One question South Koreans ask is: what if some mad American, especially one of the 29,000 US soldiers, were to go on a similar rampage? That doesn't take much answering. Hundreds of thousands of Korean protesters would go far beyond the peaceful candle-light outpourings in Seoul after two schoolgirls were killed by an American armoured vehicle nearly five years ago. Americans - and other foreigners mistaken for Americans - would not be safe on the streets. US bases would be surrounded by protesters and the US-South Korean military alliance, already badly frayed, could not survive.

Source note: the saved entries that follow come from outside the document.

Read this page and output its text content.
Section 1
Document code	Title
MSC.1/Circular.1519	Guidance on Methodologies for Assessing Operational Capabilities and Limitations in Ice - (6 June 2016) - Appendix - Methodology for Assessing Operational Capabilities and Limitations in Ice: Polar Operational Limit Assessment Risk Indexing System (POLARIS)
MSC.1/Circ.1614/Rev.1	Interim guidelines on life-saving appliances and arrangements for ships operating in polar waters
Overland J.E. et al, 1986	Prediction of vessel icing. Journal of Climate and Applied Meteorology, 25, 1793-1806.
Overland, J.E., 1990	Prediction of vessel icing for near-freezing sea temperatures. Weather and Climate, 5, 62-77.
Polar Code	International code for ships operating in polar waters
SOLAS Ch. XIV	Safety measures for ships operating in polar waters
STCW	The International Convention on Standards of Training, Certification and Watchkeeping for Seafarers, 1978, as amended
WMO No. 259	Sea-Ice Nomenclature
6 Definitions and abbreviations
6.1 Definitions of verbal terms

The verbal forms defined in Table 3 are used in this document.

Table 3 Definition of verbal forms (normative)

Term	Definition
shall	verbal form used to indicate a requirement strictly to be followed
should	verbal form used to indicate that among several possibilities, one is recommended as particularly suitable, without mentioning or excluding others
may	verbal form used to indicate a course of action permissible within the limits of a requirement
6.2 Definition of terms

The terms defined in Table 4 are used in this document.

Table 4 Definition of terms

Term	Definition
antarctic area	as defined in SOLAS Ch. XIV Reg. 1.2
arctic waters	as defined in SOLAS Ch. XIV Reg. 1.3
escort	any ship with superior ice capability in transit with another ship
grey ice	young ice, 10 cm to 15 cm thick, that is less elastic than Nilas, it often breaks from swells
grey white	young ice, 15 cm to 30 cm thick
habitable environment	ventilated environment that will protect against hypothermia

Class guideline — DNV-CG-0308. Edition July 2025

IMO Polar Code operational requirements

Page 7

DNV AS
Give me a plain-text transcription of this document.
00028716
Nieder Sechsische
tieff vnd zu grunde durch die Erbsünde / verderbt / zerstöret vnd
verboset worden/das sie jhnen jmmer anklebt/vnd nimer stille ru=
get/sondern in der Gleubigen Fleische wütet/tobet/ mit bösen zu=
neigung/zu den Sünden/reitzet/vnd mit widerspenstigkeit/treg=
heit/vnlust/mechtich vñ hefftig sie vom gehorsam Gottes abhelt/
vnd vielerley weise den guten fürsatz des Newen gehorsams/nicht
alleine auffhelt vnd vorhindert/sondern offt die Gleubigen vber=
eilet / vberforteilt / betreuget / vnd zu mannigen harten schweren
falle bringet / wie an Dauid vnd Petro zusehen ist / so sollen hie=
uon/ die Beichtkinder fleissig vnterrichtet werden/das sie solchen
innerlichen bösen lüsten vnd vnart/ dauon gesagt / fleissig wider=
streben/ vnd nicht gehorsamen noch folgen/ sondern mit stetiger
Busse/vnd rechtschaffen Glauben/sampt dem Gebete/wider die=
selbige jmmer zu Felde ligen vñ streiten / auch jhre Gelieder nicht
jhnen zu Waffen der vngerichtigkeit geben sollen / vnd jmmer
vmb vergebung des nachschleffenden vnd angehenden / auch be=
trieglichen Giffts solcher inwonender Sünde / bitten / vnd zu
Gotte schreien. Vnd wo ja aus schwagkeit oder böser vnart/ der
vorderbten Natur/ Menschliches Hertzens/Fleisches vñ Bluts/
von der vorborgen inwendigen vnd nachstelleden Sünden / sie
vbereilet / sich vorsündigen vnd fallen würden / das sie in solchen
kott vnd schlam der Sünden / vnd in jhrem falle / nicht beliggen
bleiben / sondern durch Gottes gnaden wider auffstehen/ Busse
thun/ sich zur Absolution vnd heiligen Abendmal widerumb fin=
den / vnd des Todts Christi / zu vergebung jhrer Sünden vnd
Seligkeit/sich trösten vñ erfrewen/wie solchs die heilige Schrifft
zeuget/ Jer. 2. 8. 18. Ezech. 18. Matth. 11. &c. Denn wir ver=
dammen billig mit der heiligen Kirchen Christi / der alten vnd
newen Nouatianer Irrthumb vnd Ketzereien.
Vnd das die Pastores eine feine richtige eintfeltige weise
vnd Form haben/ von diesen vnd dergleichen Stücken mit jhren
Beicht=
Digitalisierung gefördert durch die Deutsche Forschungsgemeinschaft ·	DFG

That nightmare scenario compares with the absence of an anti-Korean reaction in the US to the massacre by a Korean student whose video ravings revealed his psychopathic mind. But Koreans are bracing for the worst - a longer-term response involving taunts and possibly violence. The fact that the killer's family epitomised the Korean-American success story only deepens such fears. The impoverished father had gone to the US in search of a better life - and found it. He ran a dry-cleaners and earned enough money for a townhouse in an affluent Washington suburb, to buy a car and to send his children to prestigious universities.
Korean fears, raised in emergency meetings in Seoul the moment the news came out, are overblown. If there's one word - besides 'shock' - being heard around Seoul, it is the 'shame' that the killer has brought to his family, his country and his people everywhere.
On one level, Koreans are constantly saying that the incident was isolated and not representative of the country, while on another, they are wondering if foreigners will ever believe them.
The national sense of shame goes to the heart of the homogeneous but fractured nature of Korean society. South Korea is deeply divided along regional, economic, class, political and religious lines, but united in a language and a culture that goes back 5,000 years. The desire for national unity drives South Koreans to yearn for reunification with the North.